The agreement provides that "wrecking crews . . . shall be composed of regularly assigned carmen . . ." and that "when wrecking crews are called for wrecks . . . the regularly assigned crew will accompany the outfit . . . ." We have generally held that under such provisions even menial tasks, such as carrying or positioning blocks, jacks, cables and hooks, involved in rerailing the car or clearing the wreck must be performed by members of the wrecking crew in those situations where a wrecking outfit or a crew is sent to the wreck. E.g., Awards 2-4563 (McDonald), 2-3932 (Johnson), 2-2908 (Kiernan), 2-2385 (Wenke), 2-1298 (Gilden). But see Award 2-5195 (Abrahams).

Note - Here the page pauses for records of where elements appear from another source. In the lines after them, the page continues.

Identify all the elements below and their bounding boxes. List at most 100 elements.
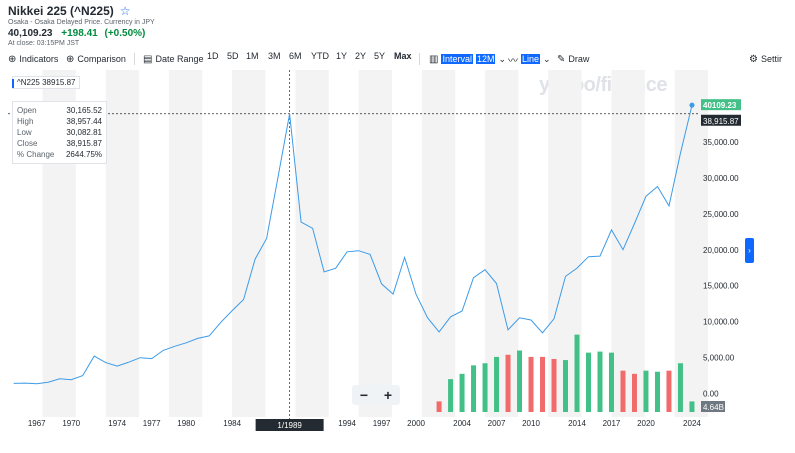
price-series-line	[13, 105, 693, 385]
volume-bar	[643, 370, 649, 412]
volume-bar	[677, 363, 683, 412]
price-change-pct: (+0.50%)	[104, 28, 146, 39]
range-max[interactable]: Max	[394, 51, 412, 61]
x-tick-label: 1980	[177, 419, 195, 428]
x-tick-label: 1977	[143, 419, 161, 428]
gear-icon: ⚙	[749, 53, 758, 65]
volume-bar	[666, 370, 672, 412]
quote-title: Nikkei 225 (^N225)	[8, 4, 114, 18]
y-tick-label: 0.00	[703, 390, 719, 399]
tooltip-row-close: Close 38,915.87	[17, 139, 102, 148]
y-tick-label: 30,000.00	[703, 174, 739, 183]
zoom-out-button[interactable]: −	[359, 387, 369, 403]
volume-bar	[448, 379, 454, 412]
volume-bar	[574, 334, 580, 412]
volume-bar	[494, 356, 500, 412]
ohlc-tooltip: Open 30,165.52 High 38,957.44 Low 30,082.81…	[12, 101, 107, 164]
candles-icon: ▥	[429, 53, 439, 65]
date-range-button[interactable]: ▤ Date Range	[143, 54, 204, 65]
x-tick-label: 2010	[522, 419, 540, 428]
indicators-button[interactable]: ⊕ Indicators	[8, 54, 58, 65]
range-3m[interactable]: 3M	[268, 51, 281, 61]
exchange-note: Osaka - Osaka Delayed Price. Currency in…	[8, 19, 155, 26]
volume-bar	[631, 373, 637, 412]
plus-circle-icon: ⊕	[8, 53, 17, 65]
x-tick-label: 1967	[28, 419, 46, 428]
x-tick-label: 1997	[373, 419, 391, 428]
chevron-down-icon: ⌄	[543, 53, 551, 64]
x-tick-label: 2000	[407, 419, 425, 428]
x-tick-label: 2004	[453, 419, 471, 428]
range-2y[interactable]: 2Y	[355, 51, 367, 61]
volume-bar	[689, 401, 695, 412]
x-tick-label: 2017	[603, 419, 621, 428]
volume-bar	[482, 363, 488, 412]
crosshair-date-tag-bg	[255, 419, 324, 431]
pencil-icon: ✎	[557, 53, 566, 65]
volume-bar	[597, 351, 603, 412]
y-tick-label: 25,000.00	[703, 210, 739, 219]
chevron-right-icon[interactable]: ›	[745, 238, 754, 263]
volume-tag: 4.64B	[703, 403, 724, 412]
x-tick-label: 1974	[108, 419, 126, 428]
volume-bar	[585, 352, 591, 412]
volume-bar	[471, 365, 477, 412]
draw-button[interactable]: ✎ Draw	[557, 54, 589, 65]
zoom-in-button[interactable]: +	[383, 387, 393, 403]
settings-label: Settir	[760, 54, 782, 64]
range-1y[interactable]: 1Y	[336, 51, 348, 61]
cursor-price-tag: 38,915.87	[703, 117, 739, 126]
range-5d[interactable]: 5D	[227, 51, 239, 61]
background-band	[105, 70, 140, 417]
interval-dropdown[interactable]: ▥ Interval 12M ⌄	[429, 54, 506, 65]
x-tick-label: 2020	[637, 419, 655, 428]
divider	[419, 53, 420, 65]
tooltip-row-low: Low 30,082.81	[17, 128, 102, 137]
volume-bar	[563, 360, 569, 412]
y-tick-label: 15,000.00	[703, 282, 739, 291]
chart-type-dropdown[interactable]: 〰 Line ⌄	[508, 52, 551, 67]
range-ytd[interactable]: YTD	[311, 51, 329, 61]
last-price: 40,109.23	[8, 28, 53, 39]
price-change: +198.41	[61, 28, 98, 39]
background-band	[674, 70, 709, 417]
chart-toolbar: ⊕ Indicators ⊕ Comparison ▤ Date Range 1…	[0, 51, 795, 67]
symbol-legend: ^N225 38915.87	[12, 76, 81, 89]
volume-bar	[517, 350, 523, 412]
volume-bar	[620, 370, 626, 412]
y-tick-label: 35,000.00	[703, 138, 739, 147]
range-5y[interactable]: 5Y	[374, 51, 386, 61]
volume-tag-bg	[701, 401, 725, 412]
tooltip-row-open: Open 30,165.52	[17, 106, 102, 115]
volume-bar	[540, 356, 546, 412]
divider	[134, 53, 135, 65]
volume-bar	[551, 359, 557, 412]
last-price-dot	[689, 102, 695, 108]
volume-bar	[528, 356, 534, 412]
volume-bar	[459, 373, 465, 412]
chevron-down-icon: ⌄	[498, 53, 507, 64]
last-price-tag-bg	[701, 99, 741, 111]
y-tick-label: 10,000.00	[703, 318, 739, 327]
interval-value: 12M	[475, 54, 496, 64]
settings-button[interactable]: ⚙ Settir	[749, 54, 782, 65]
range-1d[interactable]: 1D	[207, 51, 219, 61]
comparison-label: Comparison	[77, 54, 126, 64]
date-range-label: Date Range	[155, 54, 204, 64]
comparison-button[interactable]: ⊕ Comparison	[66, 54, 126, 65]
volume-bar	[654, 371, 660, 412]
x-tick-label: 2007	[488, 419, 506, 428]
y-tick-label: 5,000.00	[703, 354, 735, 363]
interval-label: Interval	[441, 54, 473, 64]
star-icon[interactable]: ☆	[119, 4, 131, 18]
volume-bar	[608, 352, 614, 412]
tooltip-row-change: % Change 2644.75%	[17, 150, 102, 159]
range-6m[interactable]: 6M	[289, 51, 302, 61]
y-tick-label: 20,000.00	[703, 246, 739, 255]
last-price-tag: 40109.23	[703, 101, 737, 110]
cursor-price-tag-bg	[701, 114, 741, 126]
range-1m[interactable]: 1M	[246, 51, 259, 61]
x-tick-label: 1970	[62, 419, 80, 428]
tooltip-row-high: High 38,957.44	[17, 117, 102, 126]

We find no justification for creating uncertainty and dashing the parties' reasonable expectations by abandoning these long standing awards which have demonstrated their ability to command adherence within the broad tolerance given previous awards under our principles of stare decisis. This is not to say that operating employes cannot rerail their own cars when this can be done without sending a wrecking outfit or additional assistance. E.g., Award 2-1322 (Donaldson). Nor are we passing on the question of whether an emergency could justify using others, for in this case the carrier either knew of the need for additional help, or could have reasonably anticipated that need in time to send additional members of the crew with the wrecking outfit. Under our awards, such circumstances do not qualify as an emergency. E.g., Awards 2-4964 (Johnson), 2-4413 (McDonald), 2-2784 (Ferguson), 2-2385 (Wenke).
We find that the evidence before this Board shows that the six track laborers were improperly permitted to participate in setting jacks and blocks and otherwise to assist in rerailing the car, and that at least two additional members of the wrecking crew should have accompanied the outfit as claimed by the employes. The affidavit of the foreman which simply recites his conclusion that no carman's work was performed by others is not sufficient to overcome the affidavits of the members of the crew which specifically describe the work performed by the track laborers.
The employes claim that the two members of the crew wrongfully left behind should be paid as if they had accompanied the outfit. The wrecking seivice involved 121/z hours from the time the outfit departed until it returned. All this time was outside the claimants' regularly scheduled hours, and, had they accompanied the outfit, they would have received an additional 121/2 hours' pay at time and one half.
Under the circumstances of this case, we find the properly remedy to be compensation for this lost time at the overtime rate. See Award 2-5492.